The GBP/USD currency pair showed no interesting movements on Monday. However, given the current situation in the U.S., it's hard to envision any growth for the dollar. It turns out that economic decline, the trade war, deteriorating relations with many countries (including allies), questionable decisions regarding international agreements and organizations, the "One Big Beautiful Bill," and failure to mediate between Ukraine and Russia were merely the starting points. These issues were just the initial signs of trouble that impacted many people, but not as severely and brutally as the current events.
Mass protests have erupted in several U.S. cities. America is a country of immigrants—this is widely known and has always been the case. The Biden administration, like previous administrations, took a liberal stance on immigration, fully understanding that illegal immigration exists in every country. People always seek better living conditions. And America used to look very attractive. In the past.
Trump decided to correct this "oversight" and moved to deport all immigrants—both legal and illegal. He has no legal basis for such actions. He hasn't received approval from the U.S. Congress or individual state governors. Thus, Trump again made a unilateral decision that contradicts the U.S. Constitution.

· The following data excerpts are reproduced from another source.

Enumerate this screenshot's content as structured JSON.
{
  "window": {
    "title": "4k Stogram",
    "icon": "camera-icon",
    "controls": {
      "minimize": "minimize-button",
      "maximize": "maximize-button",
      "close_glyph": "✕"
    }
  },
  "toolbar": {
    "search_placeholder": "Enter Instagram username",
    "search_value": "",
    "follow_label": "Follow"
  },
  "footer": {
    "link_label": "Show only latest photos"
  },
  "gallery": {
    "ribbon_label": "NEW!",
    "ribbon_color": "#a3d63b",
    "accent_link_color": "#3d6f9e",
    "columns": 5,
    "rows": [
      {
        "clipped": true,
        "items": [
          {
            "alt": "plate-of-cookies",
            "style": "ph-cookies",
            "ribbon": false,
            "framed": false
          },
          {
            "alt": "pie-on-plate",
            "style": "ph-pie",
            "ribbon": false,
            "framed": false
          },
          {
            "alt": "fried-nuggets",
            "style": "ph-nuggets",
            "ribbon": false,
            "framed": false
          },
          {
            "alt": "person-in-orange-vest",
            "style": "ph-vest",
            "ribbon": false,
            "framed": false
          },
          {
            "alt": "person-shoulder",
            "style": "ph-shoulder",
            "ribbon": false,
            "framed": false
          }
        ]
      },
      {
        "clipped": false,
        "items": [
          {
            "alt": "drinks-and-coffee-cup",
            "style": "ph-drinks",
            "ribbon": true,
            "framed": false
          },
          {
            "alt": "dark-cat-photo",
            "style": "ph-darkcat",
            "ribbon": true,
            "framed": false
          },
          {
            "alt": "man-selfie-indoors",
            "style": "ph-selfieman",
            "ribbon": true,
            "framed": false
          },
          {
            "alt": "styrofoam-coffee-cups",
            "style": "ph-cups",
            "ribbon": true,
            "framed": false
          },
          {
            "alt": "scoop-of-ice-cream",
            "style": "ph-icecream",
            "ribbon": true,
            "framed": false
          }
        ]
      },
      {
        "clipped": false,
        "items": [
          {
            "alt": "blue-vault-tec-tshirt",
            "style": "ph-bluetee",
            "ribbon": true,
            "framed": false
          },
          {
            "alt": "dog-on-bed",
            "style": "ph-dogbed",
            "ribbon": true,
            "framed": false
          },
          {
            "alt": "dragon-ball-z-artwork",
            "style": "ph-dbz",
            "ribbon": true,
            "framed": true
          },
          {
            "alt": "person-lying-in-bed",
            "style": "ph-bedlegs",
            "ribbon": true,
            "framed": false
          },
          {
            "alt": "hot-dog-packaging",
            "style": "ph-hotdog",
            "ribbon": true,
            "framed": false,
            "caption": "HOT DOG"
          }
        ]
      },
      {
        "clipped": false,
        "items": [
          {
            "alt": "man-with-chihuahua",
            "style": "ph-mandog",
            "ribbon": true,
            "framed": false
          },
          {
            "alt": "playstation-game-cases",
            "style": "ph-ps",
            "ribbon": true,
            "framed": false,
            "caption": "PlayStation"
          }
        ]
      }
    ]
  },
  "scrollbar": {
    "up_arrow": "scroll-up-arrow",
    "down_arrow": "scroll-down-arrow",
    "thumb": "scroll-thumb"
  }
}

Recall that a couple of weeks ago, twelve Democratic governors filed a lawsuit against Trump in the International Trade Court. Understandably, only Democrats did so, as Republicans fear that any dissenting word or disagreement with the president's stance will lead to resignation or at least serious problems. Trump threatens not only foreign nations but also Elon Musk, who invested hundreds of millions in his campaign. For Trump, Democrats are like a red flag to a bull.
California Governor Gavin Newsom has filed a new lawsuit against Trump. Newsom claims that Trump had no right to deploy the National Guard to disperse protests in Los Angeles. According to Newsom, the U.S. Department of Defense (which dispatched troops) was required to coordinate its actions with the state governor, which didn't happen. Newsom expressed confidence in winning the case and accused Trump of trying to federalize the National Guard—essentially, take control of it. Newsom added that he personally supports peaceful protesters, while Trump is imposing a totalitarian regime where dissent is met with repression. "Protest is the foundation of democracy. Right now, people must take to the streets and voice their opinion," said the California governor.
Recall that on June 6, mass raids by U.S. Immigration and Customs Enforcement began in Los Angeles, where more than 80% of the population are immigrants from Latin America. Trump ordered over 2,000 National Guard troops to suppress the protests.
The average volatility for the GBP/USD pair over the last five trading days is 72 pips, which is classified as "moderate." Therefore, on Tuesday, June 10, we expect movement within the range bounded by 1.3491 and 1.3635. The long-term regression channel is pointed upward, which indicates a clear upward trend. The CCI indicator has not entered extreme zones recently.
Nearest Support Levels:
S1 – 1.3550
S2 – 1.3428
S3 – 1.3306
Nearest Resistance Levels:
R1 – 1.3672
R2 – 1.3794
R3 – 1.3916
Trading Recommendations:
The GBP/USD pair maintains an upward trend and continues to rise. And there is plenty of news to support this movement. The de-escalation of the trade conflict began and ended quickly, but market aversion toward the dollar remains. Every new Trump decision or related event is perceived negatively by the market. Thus, long positions are possible with targets at 1.3635 and 1.3672 if the price is above the moving average. Consolidation below the moving average line allows for considering shorts with targets at 1.3491 and 1.3428, but who currently expects strong dollar growth? From time to time, the U.S. dollar may show minor corrections. Real signs of de-escalation in the global trade war are needed for sustained growth.
Explanation of Illustrations:
Linear Regression Channels help determine the current trend. If both channels are aligned, it indicates a strong trend.
Moving Average Line (settings: 20,0, smoothed) defines the short-term trend and guides the trading direction.
Murray Levels act as target levels for movements and corrections.
Volatility Levels (red lines) represent the likely price range for the pair over the next 24 hours based on current volatility readings.
CCI Indicator: If it enters the oversold region (below -250) or overbought region (above +250), it signals an impending trend reversal in the opposite direction.